The BBC has confirmed that two more previously missing episodes of Doctor Who‘s third season in 1965 have been recovered: the first and third episodes of the 12-part epic “The Daleks’ Master Plan”, a time-hopping adventure that sees the first Doctor and his companions Steven and Katarina, as well as the Space Agents Bret Vyon and Sara Kingdom (the former played by Nicholas Courtney, who would return to Doctor Who in the more prominent role of Brigadier Alistair Lethbridge-Stewart), race to stop the Daleks’ attempts to create the ultimate weapon and dominate the galaxy.
The episodes—”The Nightmare Begins” and “Devil’s Planet”—were recovered from a posthumous collection of hundreds of film reels donated to the Leicester-based Film is Fabulous! charity, the first to be returned to the BBC’s archives since several episodes were found in Nigeria in October 2013. It brings to an end the longest gap between recovered missing episodes in Doctor Who history.
7 episodes of the 12 in “The Daleks’ Master Plan” remain missing, including “The Feast of Steven”, the first episode in the series’ history to broadcast on Christmas Day. The serial is thought to be especially difficult to recover episodes from, as not only was it ordered wiped from the BBC’s archives (the corporation would not codify formal rules around archiving classic TV material as part of its charter until 1981), but it was also not sold to international broadcast markets, which have been primary sources for recovering what was initially 152 missing episodes.
The reason? “The Daleks’ Master Plan” is an infamously violent story, featuring several prominent character deaths. By the end of the series, Bret, Katarina, and Sara had all been graphically killed off—the latter particularly shocking, as Sara had initially been planned to be a potential long-term replacement for Katarina as a companion.
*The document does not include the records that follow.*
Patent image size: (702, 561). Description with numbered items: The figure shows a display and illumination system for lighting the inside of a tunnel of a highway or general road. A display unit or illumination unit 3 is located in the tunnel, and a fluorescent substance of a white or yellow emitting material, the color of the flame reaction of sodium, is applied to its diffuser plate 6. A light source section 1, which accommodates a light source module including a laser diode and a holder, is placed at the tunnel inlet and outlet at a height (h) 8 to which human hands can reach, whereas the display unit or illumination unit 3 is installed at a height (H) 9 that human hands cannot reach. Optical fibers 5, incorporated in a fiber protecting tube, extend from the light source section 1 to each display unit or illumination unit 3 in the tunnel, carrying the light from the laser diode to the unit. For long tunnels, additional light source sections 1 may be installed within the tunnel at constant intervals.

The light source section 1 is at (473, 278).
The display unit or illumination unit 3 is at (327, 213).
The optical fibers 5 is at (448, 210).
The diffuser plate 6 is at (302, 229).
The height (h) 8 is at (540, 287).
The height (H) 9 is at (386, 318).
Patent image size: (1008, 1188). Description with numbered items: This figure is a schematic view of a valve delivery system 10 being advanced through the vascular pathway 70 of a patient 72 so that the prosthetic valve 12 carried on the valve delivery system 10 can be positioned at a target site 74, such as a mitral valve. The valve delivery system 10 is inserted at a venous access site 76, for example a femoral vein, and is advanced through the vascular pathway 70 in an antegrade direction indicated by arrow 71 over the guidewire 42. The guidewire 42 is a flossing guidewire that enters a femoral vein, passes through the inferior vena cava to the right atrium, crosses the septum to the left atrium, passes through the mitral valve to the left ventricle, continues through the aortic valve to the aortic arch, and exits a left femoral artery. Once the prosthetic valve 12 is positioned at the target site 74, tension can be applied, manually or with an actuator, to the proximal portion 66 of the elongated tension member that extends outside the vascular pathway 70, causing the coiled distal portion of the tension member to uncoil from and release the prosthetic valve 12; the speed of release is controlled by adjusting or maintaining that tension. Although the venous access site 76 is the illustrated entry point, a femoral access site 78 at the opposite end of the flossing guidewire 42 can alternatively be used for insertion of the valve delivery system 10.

Overseas censors in New Zealand and Australia blocked its broadcast at the time, leading to it being shut out of several other international markets for sale.
Before being restored and released to the general public next month, the episodes were broadcast in secret to one of the serial’s few surviving stars, actor Peter Purves, who played Steven Taylor from 1965 through 1966, before briefly returning to Doctor Who to play the character once again in 2023 for the spinoff anthology series Tales of the TARDIS.
“It was the fourth appearance of the Daleks and it’ll be exciting to fans for a lot of reasons,” Purves told the BBC of the recovery. “The fans of Doctor Who are legion, and they seriously love the classic times. I’m astonished these two wonderful episodes have finally turned up—so many of my episodes are missing—it’s heartbreaking to me.”
The two episodes will be released on the BBC iPlayer, joining the three other surviving episodes of “The Daleks’ Master Plan” available on the streaming platform, on April 4.